Another simple approach. Let $x=AC=BC$. Then

$$2p=AC+BC+2AH\\=2x+2x\cos\alpha$$

and

$$R=\frac 12 CD=\frac 12 \frac{BC}{ \sin \alpha} = \frac{x}{2 \sin \alpha}$$

Now you can complete the solution by a simple substitution.
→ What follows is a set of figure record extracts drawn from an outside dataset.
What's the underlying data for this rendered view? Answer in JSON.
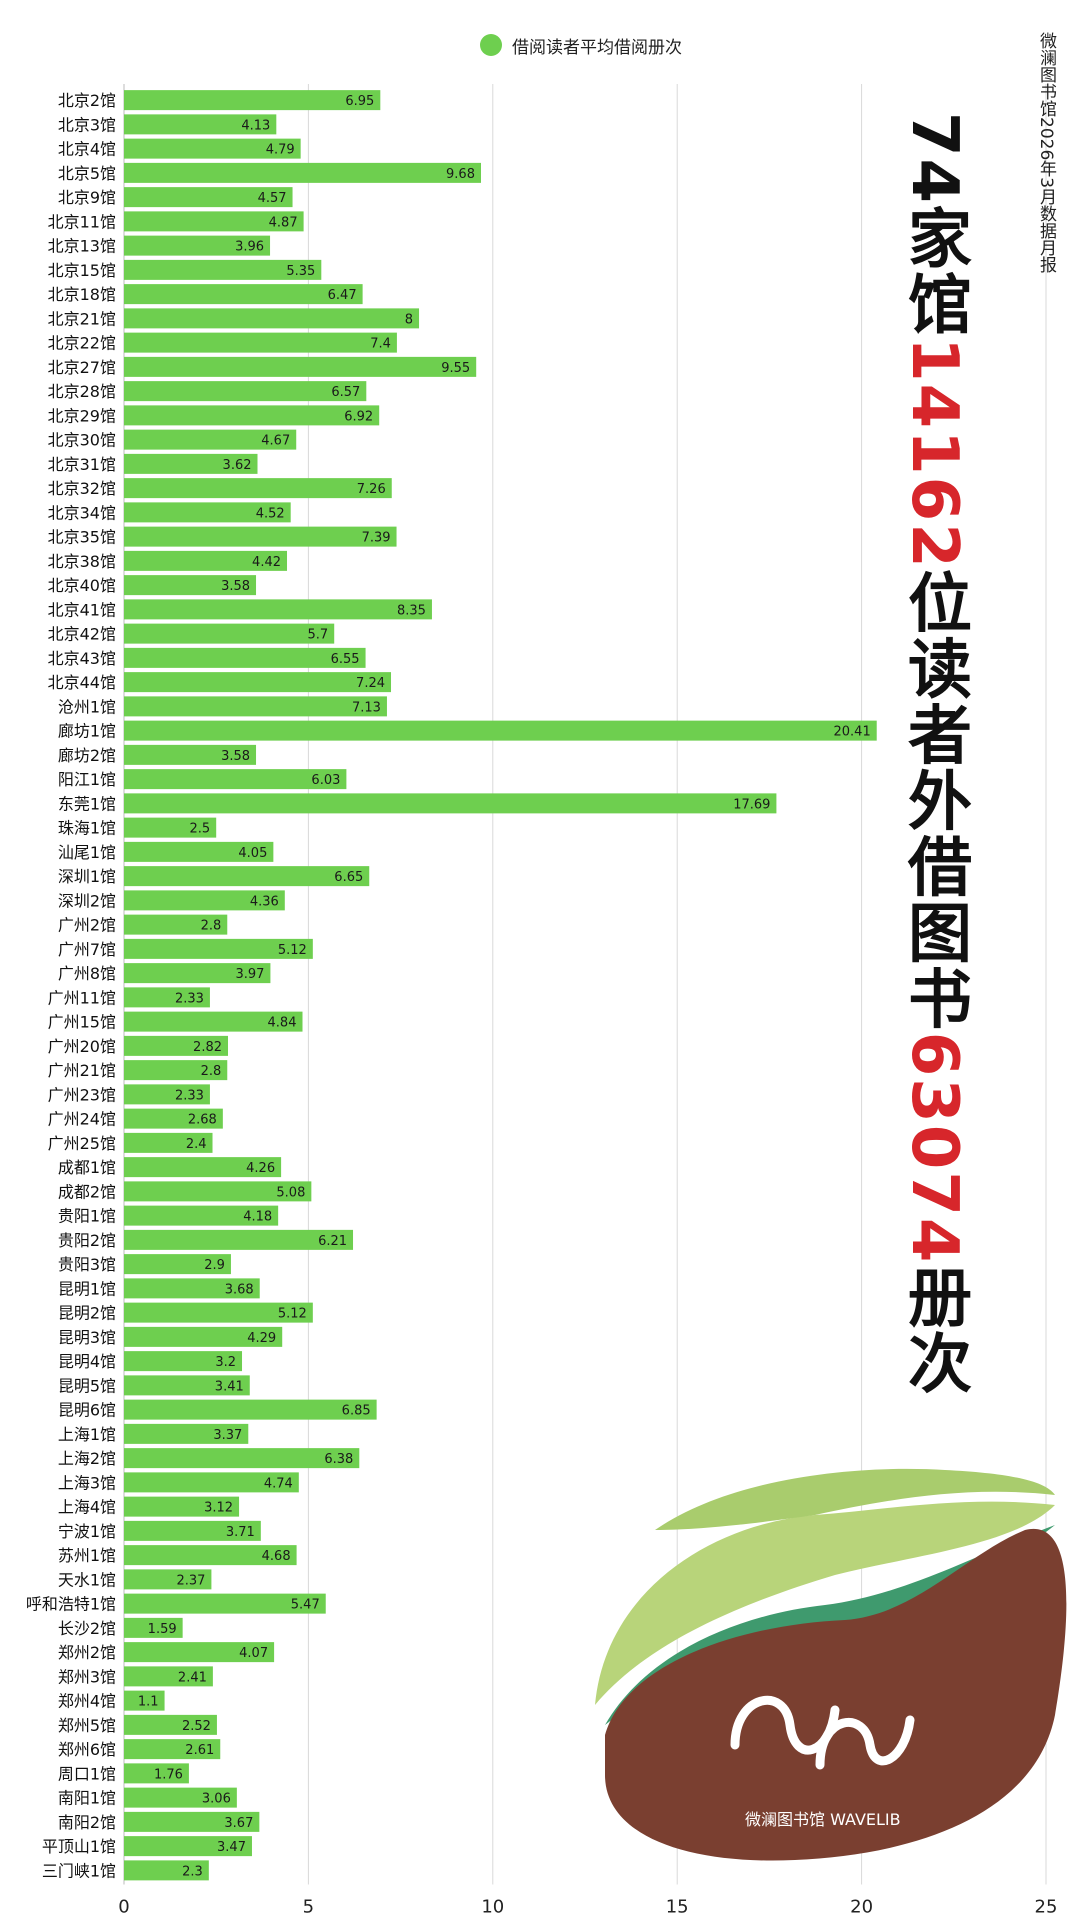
{
  "legend": {
    "label": "借阅读者平均借阅册次",
    "color": "#6ecf4f"
  },
  "side_note": "微澜图书馆2026年3月数据月报",
  "headline": {
    "p1": "74家馆",
    "p2": "14162",
    "p3": "位读者外借图书",
    "p4": "63074",
    "p5": "册次"
  },
  "logo_text": "微澜图书馆 WAVELIB",
  "colors": {
    "bar": "#6ecf4f",
    "accent_red": "#d7262b",
    "bean": "#7a3f30",
    "leaf_light": "#b8d47a",
    "leaf_teal": "#3f9a6e"
  },
  "chart_data": {
    "type": "bar",
    "orientation": "horizontal",
    "series": [
      {
        "name": "借阅读者平均借阅册次"
      }
    ],
    "xlim": [
      0,
      25
    ],
    "xticks": [
      "0",
      "5",
      "10",
      "15",
      "20",
      "25"
    ],
    "grid": true,
    "legend_position": "top",
    "categories": [
      "北京2馆",
      "北京3馆",
      "北京4馆",
      "北京5馆",
      "北京9馆",
      "北京11馆",
      "北京13馆",
      "北京15馆",
      "北京18馆",
      "北京21馆",
      "北京22馆",
      "北京27馆",
      "北京28馆",
      "北京29馆",
      "北京30馆",
      "北京31馆",
      "北京32馆",
      "北京34馆",
      "北京35馆",
      "北京38馆",
      "北京40馆",
      "北京41馆",
      "北京42馆",
      "北京43馆",
      "北京44馆",
      "沧州1馆",
      "廊坊1馆",
      "廊坊2馆",
      "阳江1馆",
      "东莞1馆",
      "珠海1馆",
      "汕尾1馆",
      "深圳1馆",
      "深圳2馆",
      "广州2馆",
      "广州7馆",
      "广州8馆",
      "广州11馆",
      "广州15馆",
      "广州20馆",
      "广州21馆",
      "广州23馆",
      "广州24馆",
      "广州25馆",
      "成都1馆",
      "成都2馆",
      "贵阳1馆",
      "贵阳2馆",
      "贵阳3馆",
      "昆明1馆",
      "昆明2馆",
      "昆明3馆",
      "昆明4馆",
      "昆明5馆",
      "昆明6馆",
      "上海1馆",
      "上海2馆",
      "上海3馆",
      "上海4馆",
      "宁波1馆",
      "苏州1馆",
      "天水1馆",
      "呼和浩特1馆",
      "长沙2馆",
      "郑州2馆",
      "郑州3馆",
      "郑州4馆",
      "郑州5馆",
      "郑州6馆",
      "周口1馆",
      "南阳1馆",
      "南阳2馆",
      "平顶山1馆",
      "三门峡1馆"
    ],
    "values": [
      6.95,
      4.13,
      4.79,
      9.68,
      4.57,
      4.87,
      3.96,
      5.35,
      6.47,
      8,
      7.4,
      9.55,
      6.57,
      6.92,
      4.67,
      3.62,
      7.26,
      4.52,
      7.39,
      4.42,
      3.58,
      8.35,
      5.7,
      6.55,
      7.24,
      7.13,
      20.41,
      3.58,
      6.03,
      17.69,
      2.5,
      4.05,
      6.65,
      4.36,
      2.8,
      5.12,
      3.97,
      2.33,
      4.84,
      2.82,
      2.8,
      2.33,
      2.68,
      2.4,
      4.26,
      5.08,
      4.18,
      6.21,
      2.9,
      3.68,
      5.12,
      4.29,
      3.2,
      3.41,
      6.85,
      3.37,
      6.38,
      4.74,
      3.12,
      3.71,
      4.68,
      2.37,
      5.47,
      1.59,
      4.07,
      2.41,
      1.1,
      2.52,
      2.61,
      1.76,
      3.06,
      3.67,
      3.47,
      2.3
    ]
  }
}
Hint: Use following formula:

$$R=\frac{p}{4\cos\left(\frac{\alpha}{2}\right)\cos\left(\frac{\beta}{2}\right)\cos\left(\frac{\gamma}{2}\right)}$$

Where $\alpha$, $\beta$ and $\gamma$ are angles on vertices A, B and C respectively. $\alpha=\beta$ , therefore we have:

$$R=\frac{p}{4\cos^2\left(\frac{\alpha}{2}\right)\cos\left(\frac{\gamma}{2}\right)}$$

And also:

$$2\alpha+\gamma=\pi$$

$$\implies\frac{\gamma}{2}=\frac{\pi}{2}-\frac{\alpha}{4}$$

Finally:

$$R=\frac{p}{4\cos^2\left(\frac{\alpha}{2}\right)\sin\left(\frac{\alpha}{4}\right)}$$


The diameter is $$CD = 2R = \sqrt{BD^2 + BC^2}$$ by the Pythagorean theorem, since $\angle CBD$ is inscribed in a semicircle, thus is a right angle.
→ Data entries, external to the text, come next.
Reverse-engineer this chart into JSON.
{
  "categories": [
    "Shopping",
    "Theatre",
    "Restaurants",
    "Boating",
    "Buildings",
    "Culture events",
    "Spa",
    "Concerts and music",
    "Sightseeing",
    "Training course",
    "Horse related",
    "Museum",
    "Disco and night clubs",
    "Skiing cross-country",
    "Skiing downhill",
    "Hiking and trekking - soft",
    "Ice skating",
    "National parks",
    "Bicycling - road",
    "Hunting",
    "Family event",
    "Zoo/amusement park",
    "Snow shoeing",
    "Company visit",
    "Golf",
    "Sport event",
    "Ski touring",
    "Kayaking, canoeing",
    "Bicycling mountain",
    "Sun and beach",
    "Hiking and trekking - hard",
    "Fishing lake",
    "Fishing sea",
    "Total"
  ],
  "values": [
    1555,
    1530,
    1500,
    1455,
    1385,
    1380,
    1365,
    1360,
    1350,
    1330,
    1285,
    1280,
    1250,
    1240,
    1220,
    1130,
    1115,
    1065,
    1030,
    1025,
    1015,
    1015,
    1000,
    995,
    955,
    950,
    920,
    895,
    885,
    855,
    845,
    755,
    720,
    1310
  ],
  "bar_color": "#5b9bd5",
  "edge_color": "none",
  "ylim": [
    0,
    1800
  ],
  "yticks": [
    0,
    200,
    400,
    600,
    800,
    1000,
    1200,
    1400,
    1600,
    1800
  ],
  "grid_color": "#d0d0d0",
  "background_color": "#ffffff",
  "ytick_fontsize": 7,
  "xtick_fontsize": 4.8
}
Now use the trigonometric properties to deduce that $$BH = BD \sin \alpha,$$ and $$ BH = BC \cos \alpha.$$ We also have $$BH + BC = p,$$ because this is half the perimeter of $\triangle ABC$. Now all that is left is to eliminate $BH$, $BD$, and $BC$ from these four equations.